Le choc du contexte permanent
Ce qui distingue Atlas, ce n’est pas la vitesse ou le design, mais sa capacité à comprendre le contexte : les onglets ouverts, l’historique, les documents affichés. Il ne s’agit plus d’un moteur de recherche, mais d’un « moteur de situation ». L’IA ne se contente pas de répondre, elle sait où l’utilisateur se trouve, ce qu’il lit, ce qu’il tente de faire. Autrement dit, elle transforme la navigation en un environnement cognitif. Pour les entreprises, ce saut change tout. La formation sort définitivement de son silo. Les plateformes, LMS et catalogues de micro-learning paraîtront soudain figés face à cette fluidité. L’apprenant devient un acteur immergé dans son flux de travail, soutenu par un agent qui contextualise chaque geste. La compétence cesse d’être un stock : elle devient un flux. La fonction formation doit suivre ce mouvement, sous peine d’être marginalisée par les outils eux-mêmes.
Les intranets sont-ils en train de mourir sous nos yeux ?

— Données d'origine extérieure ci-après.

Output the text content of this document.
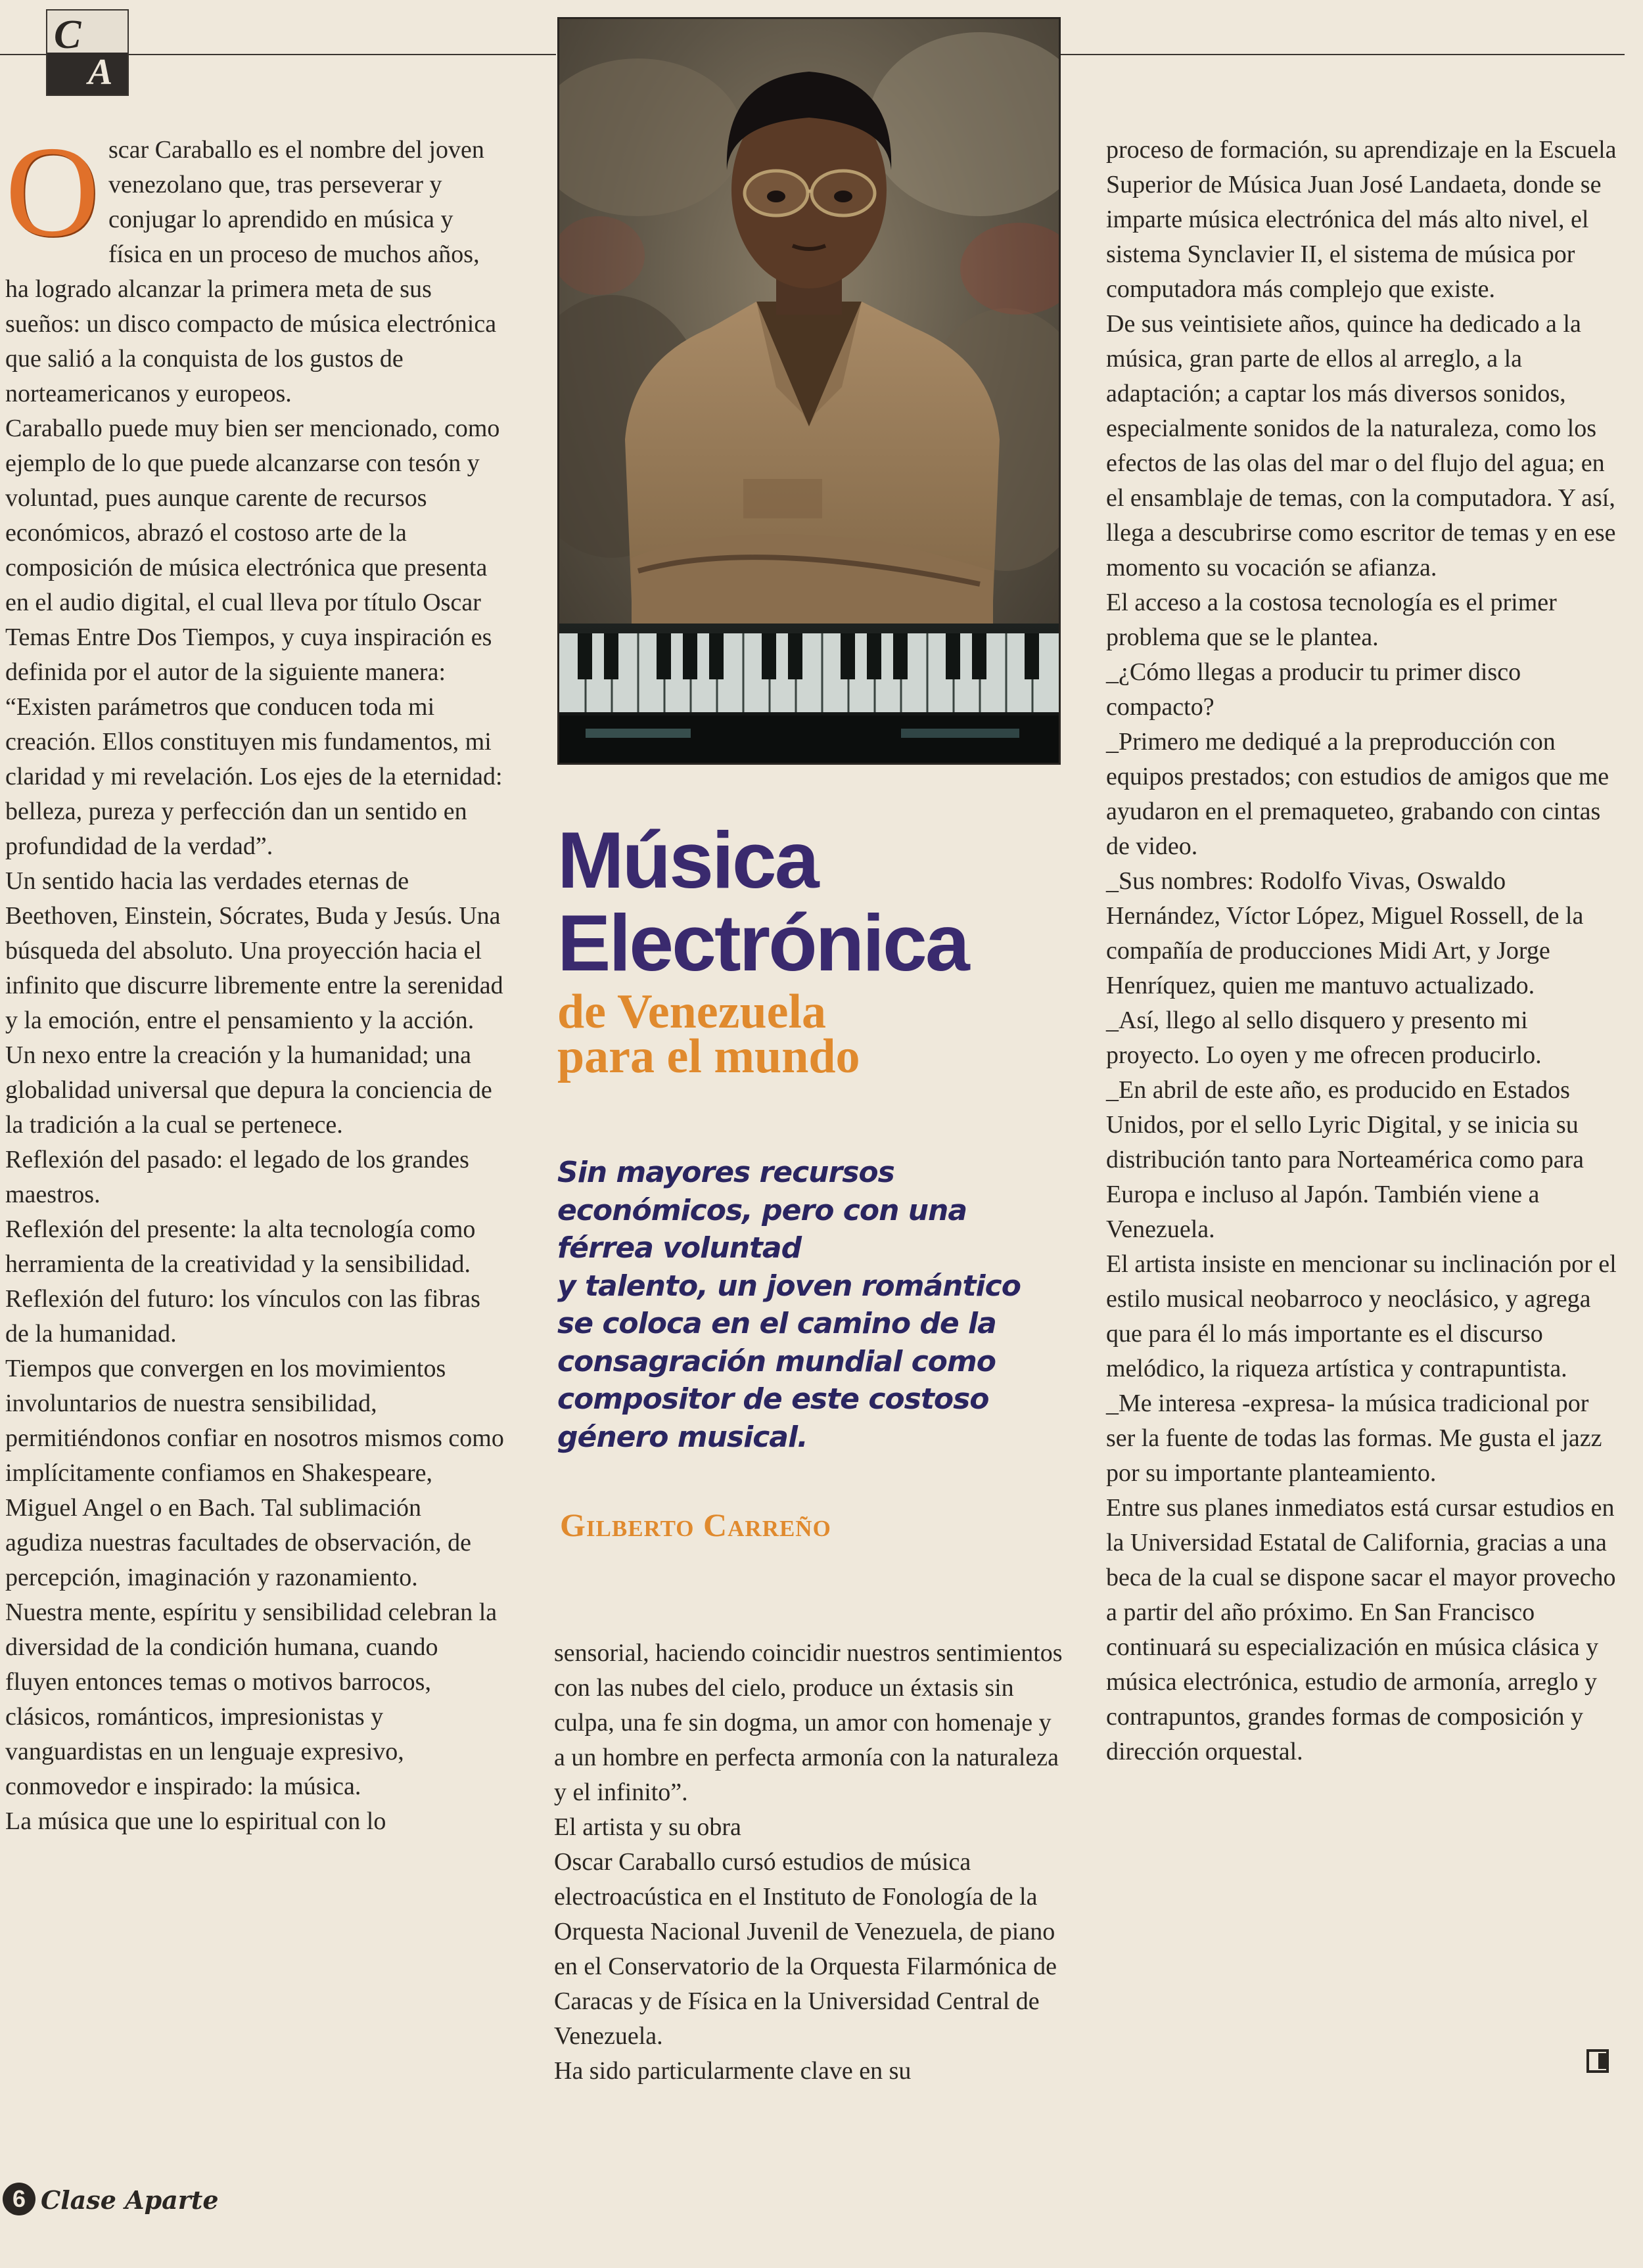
C
A

Oscar Caraballo es el nombre del joven venezolano que, tras perseverar y conjugar lo aprendido en música y física en un proceso de muchos años, ha logrado alcanzar la primera meta de sus sueños: un disco compacto de música electrónica que salió a la conquista de los gustos de norteamericanos y europeos.

Caraballo puede muy bien ser mencionado, como ejemplo de lo que puede alcanzarse con tesón y voluntad, pues aunque carente de recursos económicos, abrazó el costoso arte de la composición de música electrónica que presenta en el audio digital, el cual lleva por título Oscar Temas Entre Dos Tiempos, y cuya inspiración es definida por el autor de la siguiente manera:

“Existen parámetros que conducen toda mi creación. Ellos constituyen mis fundamentos, mi claridad y mi revelación. Los ejes de la eternidad: belleza, pureza y perfección dan un sentido en profundidad de la verdad”.

Un sentido hacia las verdades eternas de Beethoven, Einstein, Sócrates, Buda y Jesús. Una búsqueda del absoluto. Una proyección hacia el infinito que discurre libremente entre la serenidad y la emoción, entre el pensamiento y la acción. Un nexo entre la creación y la humanidad; una globalidad universal que depura la conciencia de la tradición a la cual se pertenece.

Reflexión del pasado: el legado de los grandes maestros.

Reflexión del presente: la alta tecnología como herramienta de la creatividad y la sensibilidad.

Reflexión del futuro: los vínculos con las fibras de la humanidad.

Tiempos que convergen en los movimientos involuntarios de nuestra sensibilidad, permitiéndonos confiar en nosotros mismos como implícitamente confiamos en Shakespeare, Miguel Angel o en Bach. Tal sublimación agudiza nuestras facultades de observación, de percepción, imaginación y razonamiento.

Nuestra mente, espíritu y sensibilidad celebran la diversidad de la condición humana, cuando fluyen entonces temas o motivos barrocos, clásicos, románticos, impresionistas y vanguardistas en un lenguaje expresivo, conmovedor e inspirado: la música.

La música que une lo espiritual con lo

Música
Electrónica
de Venezuela
para el mundo
Sin mayores recursos
económicos, pero con una
férrea voluntad
y talento, un joven romántico
se coloca en el camino de la
consagración mundial como
compositor de este costoso
género musical.
Gilberto Carreño

sensorial, haciendo coincidir nuestros sentimientos con las nubes del cielo, produce un éxtasis sin culpa, una fe sin dogma, un amor con homenaje y a un hombre en perfecta armonía con la naturaleza y el infinito”.

El artista y su obra

Oscar Caraballo cursó estudios de música electroacústica en el Instituto de Fonología de la Orquesta Nacional Juvenil de Venezuela, de piano en el Conservatorio de la Orquesta Filarmónica de Caracas y de Física en la Universidad Central de Venezuela.

Ha sido particularmente clave en su

proceso de formación, su aprendizaje en la Escuela Superior de Música Juan José Landaeta, donde se imparte música electrónica del más alto nivel, el sistema Synclavier II, el sistema de música por computadora más complejo que existe.

De sus veintisiete años, quince ha dedicado a la música, gran parte de ellos al arreglo, a la adaptación; a captar los más diversos sonidos, especialmente sonidos de la naturaleza, como los efectos de las olas del mar o del flujo del agua; en el ensamblaje de temas, con la computadora. Y así, llega a descubrirse como escritor de temas y en ese momento su vocación se afianza.

El acceso a la costosa tecnología es el primer problema que se le plantea.

_¿Cómo llegas a producir tu primer disco compacto?

_Primero me dediqué a la preproducción con equipos prestados; con estudios de amigos que me ayudaron en el premaqueteo, grabando con cintas de video.

_Sus nombres: Rodolfo Vivas, Oswaldo Hernández, Víctor López, Miguel Rossell, de la compañía de producciones Midi Art, y Jorge Henríquez, quien me mantuvo actualizado.

_Así, llego al sello disquero y presento mi proyecto. Lo oyen y me ofrecen producirlo.

_En abril de este año, es producido en Estados Unidos, por el sello Lyric Digital, y se inicia su distribución tanto para Norteamérica como para Europa e incluso al Japón. También viene a Venezuela.

El artista insiste en mencionar su inclinación por el estilo musical neobarroco y neoclásico, y agrega que para él lo más importante es el discurso melódico, la riqueza artística y contrapuntista.

_Me interesa -expresa- la música tradicional por ser la fuente de todas las formas. Me gusta el jazz por su importante planteamiento.

Entre sus planes inmediatos está cursar estudios en la Universidad Estatal de California, gracias a una beca de la cual se dispone sacar el mayor provecho a partir del año próximo. En San Francisco continuará su especialización en música clásica y música electrónica, estudio de armonía, arreglo y contrapuntos, grandes formas de composición y dirección orquestal.

6 Clase Aparte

Atlas ne menace pas seulement Google ; il menace les intranets d’entreprise. À quoi bon maintenir un portail de ressources internes, quand une IA connectée au web et aux bases documentaires internes sait répondre mieux, plus vite, et sans interface ? Les intranets, conçus comme des bibliothèques ordonnées, deviennent obsolètes face à une logique de dialogue permanent. Le modèle du moteur interne cède la place à celui de l’agent conversationnel global, capable de comprendre la culture maison autant que les sources externes. Mais cette mutation n’efface pas le rôle du service formation ; elle le transforme. Dans un environnement où chaque salarié dialogue avec une IA susceptible d’accéder à des données internes sensibles, le service formation devient le super-administrateur d’Atlas : il définit les accès, fixe les règles de partage, veille à la qualité et à la confidentialité des informations mobilisées par l’IA. C’est un nouveau territoire de responsabilité, entre pédagogie et cybersécurité. Former, demain, consistera autant à garantir la compétence des collaborateurs qu’à protéger la connaissance collective de l’entreprise. La question n’est plus « où se forme-t-on ? », mais « dans quel cadre sécurisé apprend-on ? ».
Vers une formation en disparition programmée ?
Atlas illustre une tendance irréversible : la formation ne sera plus un espace, mais un état. L’IA intégrée à la navigation, aux outils de productivité, aux échanges d’équipe, rend la compétence accessible à la demande. Ce glissement n’a rien d’anecdotique : il redistribue le pouvoir cognitif dans l’entreprise. Les directions formation devront apprendre à concevoir non plus des programmes, mais des écosystèmes d’assistance, à orchestrer des IA contextualisées plutôt qu’à produire des contenus. OpenAI, en attaquant Chrome, attaque aussi la logique de séparation entre travail et apprentissage, entre information et formation. L’interface s’efface, mais avec elle, c’est peut-être toute une fonction qu’il faut réinventer.
Sources : OpenAI, communiqué officiel sur Atlas, octobre 2025.